A person is guilty of theft if he dishonestly appropriates property belonging to another with the intention of permanently depriving the other of it; and “thief” and “steal” shall be construed accordingly.

However, one would have to look at the Theft (Amendment) Act, 1996 for the crime of “dishonestly retaining wrongful credit.” The Canadian equivalent, of course, is theft and can be easily found under s.322.

Over the years there have been calls to reform the Code to simplify many of the complex and convoluted sections but to no avail: today’s Criminal Code reads much the same as it has for the past fifty years.

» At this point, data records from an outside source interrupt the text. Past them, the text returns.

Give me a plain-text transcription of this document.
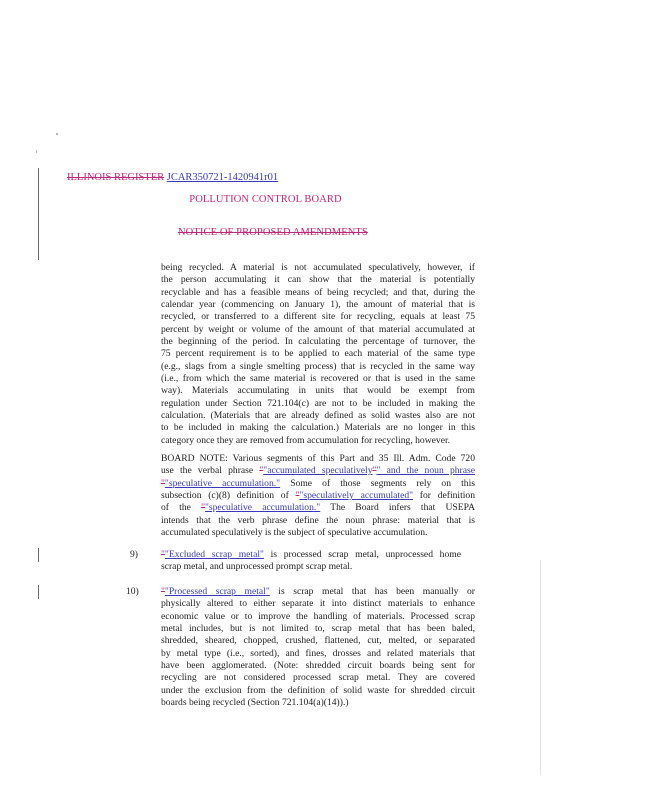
ILLINOIS REGISTER JCAR350721-1420941r01
POLLUTION CONTROL BOARD
NOTICE OF PROPOSED AMENDMENTS
being recycled. A material is not accumulated speculatively, however, if
the person accumulating it can show that the material is potentially
recyclable and has a feasible means of being recycled; and that, during the
calendar year (commencing on January 1), the amount of material that is
recycled, or transferred to a different site for recycling, equals at least 75
percent by weight or volume of the amount of that material accumulated at
the beginning of the period. In calculating the percentage of turnover, the
75 percent requirement is to be applied to each material of the same type
(e.g., slags from a single smelting process) that is recycled in the same way
(i.e., from which the same material is recovered or that is used in the same
way). Materials accumulating in units that would be exempt from
regulation under Section 721.104(c) are not to be included in making the
calculation. (Materials that are already defined as solid wastes also are not
to be included in making the calculation.) Materials are no longer in this
category once they are removed from accumulation for recycling, however.
BOARD NOTE: Various segments of this Part and 35 Ill. Adm. Code 720
use the verbal phrase ""accumulated speculatively"" and the noun phrase
""speculative accumulation." Some of those segments rely on this
subsection (c)(8) definition of ""speculatively accumulated" for definition
of the ""speculative accumulation." The Board infers that USEPA
intends that the verb phrase define the noun phrase: material that is
accumulated speculatively is the subject of speculative accumulation.
9) ""Excluded scrap metal" is processed scrap metal, unprocessed home
scrap metal, and unprocessed prompt scrap metal.
10) ""Processed scrap metal" is scrap metal that has been manually or
physically altered to either separate it into distinct materials to enhance
economic value or to improve the handling of materials. Processed scrap
metal includes, but is not limited to, scrap metal that has been baled,
shredded, sheared, chopped, crushed, flattened, cut, melted, or separated
by metal type (i.e., sorted), and fines, drosses and related materials that
have been agglomerated. (Note: shredded circuit boards being sent for
recycling are not considered processed scrap metal. They are covered
under the exclusion from the definition of solid waste for shredded circuit
boards being recycled (Section 721.104(a)(14)).)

Much of the difficulty stems from the amendments to the Code, which adds onto existing sections an ever-increasing number of subsections instead of making new sections by re-numbering and re-structuring the Code. For more on this, read my previous blog on lists where I outline the 33 sections found between the search warrant section under s. 487 and the execution of the search warrant found at s.488.  

Clearly, there is still work to do. In 2012, when the Code celebrates its 120th anniversary, the Federal government should take up the call to reform in order to provide Canadians with a cogent and relevant Criminal Code, which will promote the principles of justice and be a model for developing democracies.